ALBANY – State officials on Monday named two competing bidders as the winners in a long-awaited search for companies that can bring clean power to New York City – with both saying they will bury their transmission lines under the Hudson River.
The state Energy Research and Development Authority awarded the bids to two consortiums: The Champlain Hudson Power Express, which plans to transport power from hydroelectric plants in northern Quebec; and Clean Path New York, a partnership between the quasi-public New York Power Authority, Invenergy, and energyRE, solar power.
The lines by the end of the decade should power 2.5 million homes in and around New York City with carbon-free electricity, eliminating the need for numerous existing fossil fuel plants in the area.
The Champlain, or CHPE line, to be built by Transmission Developers Inc., would run 338 miles from the Canadian border to New York City, with most of the line under the Hudson as well as Lake Champlain. The project is owned by the Blackstone Group investment firm. It will have between 1,000 and 1,250 Megawatts or MW of capacity. It should be delivering power to New York City by 2025.
Clean Path NY’s 1,300 MW line would run 174 miles from Delaware County to the Hudson River and then to New York City, carrying power from solar and wind plants. It also would have augmented power from the existing Blenheim-Gilboa pumped storage dam and hydro plant in Schoharie County. That line should be up and running by 2027.
By awarding the bid to two different companies, NYSERDA and Gov. Kathy Hochul – whose office put out Monday’s announcement – appears to be aiming at a compromise.
The Champlain line offers the promise of existing clean energy from the Province of Quebec’s massive hydro projects in the north. But it has drawn criticism from in-state developers, as well as New York trade unions, who wanted in on the work as well.

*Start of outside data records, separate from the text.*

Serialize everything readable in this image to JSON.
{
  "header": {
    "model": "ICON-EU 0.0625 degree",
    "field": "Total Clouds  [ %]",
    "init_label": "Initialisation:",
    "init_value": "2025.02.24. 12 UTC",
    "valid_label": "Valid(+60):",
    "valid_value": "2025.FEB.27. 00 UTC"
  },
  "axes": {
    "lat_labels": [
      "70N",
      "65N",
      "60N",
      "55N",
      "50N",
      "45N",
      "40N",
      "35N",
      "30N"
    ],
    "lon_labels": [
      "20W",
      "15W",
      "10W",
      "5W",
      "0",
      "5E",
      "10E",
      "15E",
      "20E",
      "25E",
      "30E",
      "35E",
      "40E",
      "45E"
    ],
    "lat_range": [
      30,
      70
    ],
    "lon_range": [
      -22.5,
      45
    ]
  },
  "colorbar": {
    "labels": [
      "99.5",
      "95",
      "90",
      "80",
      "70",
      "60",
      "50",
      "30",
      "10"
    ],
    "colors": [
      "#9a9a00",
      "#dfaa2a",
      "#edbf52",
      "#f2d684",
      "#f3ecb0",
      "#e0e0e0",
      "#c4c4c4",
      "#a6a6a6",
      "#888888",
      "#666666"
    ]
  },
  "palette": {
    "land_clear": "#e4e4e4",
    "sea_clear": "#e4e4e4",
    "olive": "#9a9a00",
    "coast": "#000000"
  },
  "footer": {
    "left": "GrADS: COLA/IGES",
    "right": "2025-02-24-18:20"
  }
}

Gavin Donohue, president and CEO of the Independent Power Producers or NY, which represents power plant operators, kept up that criticism on Monday. He described giving half the award to CHPE as a “missed opportunity.” His group wanted the CHPE line to be equipped with an inverter, or equipment that would let upstate power generators plug into the line, rather than it exclusively carrying Canadian hydroelectricity.

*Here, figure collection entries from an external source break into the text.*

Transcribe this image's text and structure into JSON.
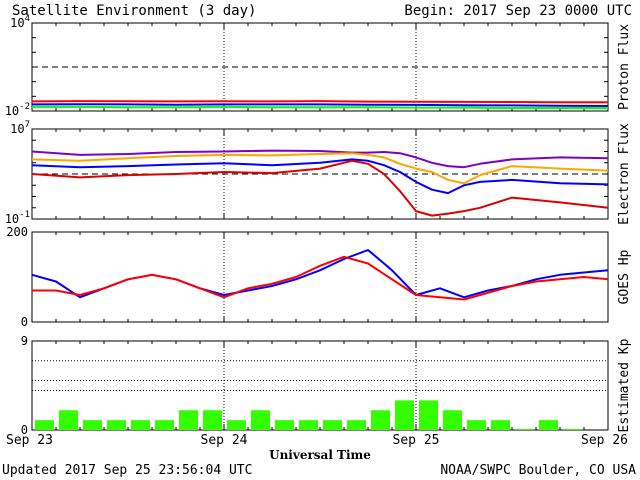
{
  "header": {
    "title": "Satellite Environment (3 day)",
    "begin": "Begin:  2017 Sep 23 0000 UTC"
  },
  "footer": {
    "updated": "Updated 2017 Sep 25 23:56:04 UTC",
    "source": "NOAA/SWPC Boulder, CO USA"
  },
  "colors": {
    "red": "#ff0000",
    "blue": "#0000ff",
    "green": "#00ff00",
    "orange": "#ffa500",
    "purple": "#8000c0",
    "dark_red": "#dd0000",
    "kp_bar": "#33ff00"
  },
  "chart_data": [
    {
      "type": "line",
      "ylabel": "Proton Flux",
      "scale": "log",
      "y_ticks": [
        {
          "base": "10",
          "exp": "4",
          "value": 10000
        },
        {
          "base": "10",
          "exp": "-2",
          "value": 0.01
        }
      ],
      "ylim": [
        0.01,
        10000
      ],
      "threshold": 10,
      "x": [
        0,
        6,
        12,
        18,
        24,
        30,
        36,
        42,
        48,
        54,
        60,
        66,
        72
      ],
      "series": [
        {
          "color": "red",
          "values": [
            0.045,
            0.047,
            0.046,
            0.045,
            0.046,
            0.045,
            0.047,
            0.044,
            0.043,
            0.042,
            0.041,
            0.04,
            0.039
          ]
        },
        {
          "color": "blue",
          "values": [
            0.028,
            0.029,
            0.028,
            0.027,
            0.028,
            0.028,
            0.028,
            0.027,
            0.026,
            0.025,
            0.024,
            0.023,
            0.022
          ]
        },
        {
          "color": "green",
          "values": [
            0.019,
            0.019,
            0.018,
            0.018,
            0.019,
            0.018,
            0.018,
            0.018,
            0.017,
            0.017,
            0.016,
            0.016,
            0.016
          ]
        }
      ]
    },
    {
      "type": "line",
      "ylabel": "Electron Flux",
      "scale": "log",
      "y_ticks": [
        {
          "base": "10",
          "exp": "7",
          "value": 10000000
        },
        {
          "base": "10",
          "exp": "-1",
          "value": 0.1
        }
      ],
      "ylim": [
        0.1,
        10000000
      ],
      "threshold": 1000,
      "x": [
        0,
        6,
        12,
        18,
        24,
        30,
        36,
        40,
        42,
        44,
        46,
        48,
        50,
        52,
        54,
        56,
        60,
        66,
        72
      ],
      "series": [
        {
          "color": "purple",
          "values": [
            100000,
            50000,
            60000,
            90000,
            100000,
            120000,
            110000,
            80000,
            80000,
            90000,
            70000,
            30000,
            10000,
            5000,
            4000,
            8000,
            20000,
            30000,
            25000
          ]
        },
        {
          "color": "orange",
          "values": [
            20000,
            15000,
            25000,
            40000,
            50000,
            45000,
            60000,
            70000,
            50000,
            30000,
            8000,
            3000,
            1500,
            300,
            150,
            800,
            5000,
            3000,
            2000
          ]
        },
        {
          "color": "blue",
          "values": [
            6000,
            4000,
            5000,
            7000,
            9000,
            6000,
            10000,
            20000,
            15000,
            6000,
            1500,
            200,
            40,
            20,
            100,
            200,
            300,
            150,
            120
          ]
        },
        {
          "color": "dark_red",
          "values": [
            1000,
            500,
            800,
            1000,
            1500,
            1200,
            3000,
            15000,
            8000,
            1000,
            30,
            0.5,
            0.2,
            0.3,
            0.5,
            1,
            8,
            3,
            1
          ]
        }
      ]
    },
    {
      "type": "line",
      "ylabel": "GOES Hp",
      "scale": "linear",
      "y_ticks": [
        {
          "label": "200",
          "value": 200
        },
        {
          "label": "0",
          "value": 0
        }
      ],
      "ylim": [
        0,
        200
      ],
      "x": [
        0,
        3,
        6,
        9,
        12,
        15,
        18,
        21,
        24,
        27,
        30,
        33,
        36,
        39,
        42,
        45,
        48,
        51,
        54,
        57,
        60,
        63,
        66,
        69,
        72
      ],
      "series": [
        {
          "color": "blue",
          "values": [
            105,
            90,
            55,
            75,
            95,
            105,
            95,
            75,
            60,
            70,
            80,
            95,
            115,
            140,
            160,
            115,
            60,
            75,
            55,
            70,
            80,
            95,
            105,
            110,
            115
          ]
        },
        {
          "color": "red",
          "values": [
            70,
            70,
            60,
            75,
            95,
            105,
            95,
            75,
            55,
            75,
            85,
            100,
            125,
            145,
            130,
            95,
            60,
            55,
            50,
            65,
            80,
            90,
            95,
            100,
            95
          ]
        }
      ]
    },
    {
      "type": "bar",
      "ylabel": "Estimated Kp",
      "y_ticks": [
        {
          "label": "9",
          "value": 9
        },
        {
          "label": "0",
          "value": 0
        }
      ],
      "ylim": [
        0,
        9
      ],
      "gridlines": [
        4,
        5,
        7
      ],
      "bar_width_hours": 3,
      "values": [
        1,
        2,
        1,
        1,
        1,
        1,
        2,
        2,
        1,
        2,
        1,
        1,
        1,
        1,
        2,
        3,
        3,
        2,
        1,
        1,
        0.1,
        1,
        0.1,
        0
      ]
    }
  ],
  "x_axis": {
    "ticks": [
      {
        "label": "Sep 23",
        "hour": 0
      },
      {
        "label": "Sep 24",
        "hour": 24
      },
      {
        "label": "Sep 25",
        "hour": 48
      },
      {
        "label": "Sep 26",
        "hour": 72
      }
    ],
    "label": "Universal Time",
    "range": [
      0,
      72
    ]
  }
}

But a number of trade union leaders hailed Hochul’s decision on Monday since it does have at least some in-state power production. The deal also calls for project labor agreements ensuring union participation.
Hochul’s announcement also sends a signal that she remains committed to following through on the expansive clean-energy goals set up by former Gov. Andrew Cuomo, who resigned last month amid a sexual harassment scandal.

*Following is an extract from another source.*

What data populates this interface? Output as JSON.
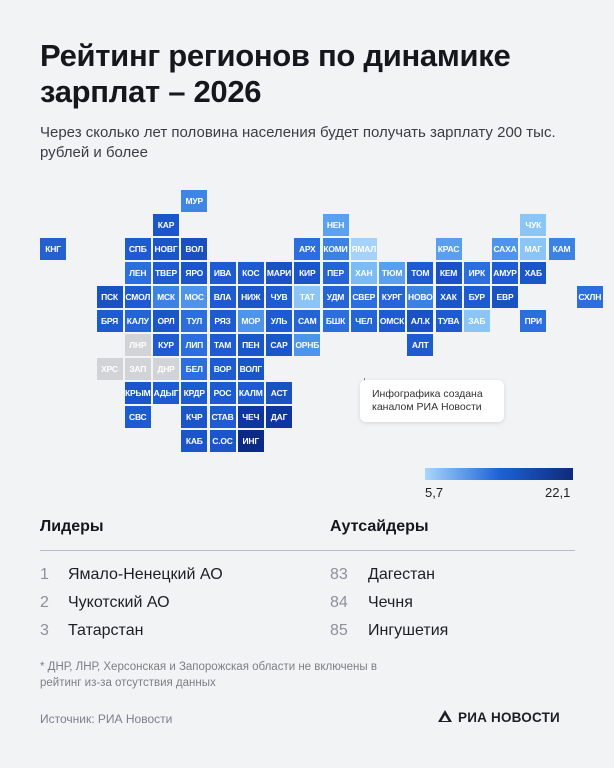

“These transformative projects are a win-win—delivering thousands of new good-paying jobs throughout the state and attracting billions of dollars in private investment. They also help us turn the page on New York City’s long-standing dependence on fossil fuels,” Hochul said in making the announcement.
“New York has not made this level of investment in energy infrastructure since the late 1950s to early 1960s,” remarked NYPA President and CEO Gil Quiniones.
CHPE and Clean Path were among the 13 separate proposals put forth for the project.
The projects still need final contract negotiations and approval from the Public Service Commission, but many of the needed approvals and rights of way have already been granted.
Both projects will be expensive and are expected to create thousands of jobs during construction. Hochul’s office said they will spur $8.2 billion worth of investment and economic activity.
Getting clean power to the highly populated New York City and surrounding areas is a key challenge in meeting the state’s goal of having a 70 percent carbon-free power grid by 2035.
Upstate New York, with its large existing hydro-plants along the St. Lawrence River and in Niagara Falls, and with its wide open spaces conducive to large solar and wind farms, has and will continue to have an excess of cheap green power. But getting that power to the city where it is needed has been constrained by the limited number of transmission lines.
By moving solar, hydro and wind power along these lines, a number of older, carbon-emitting gas and oil plants in the city can be closed or minimized.
“This,” said New York City Mayor Bill de Blasio “This is a transformative moment for New York City’s fight against climate change.”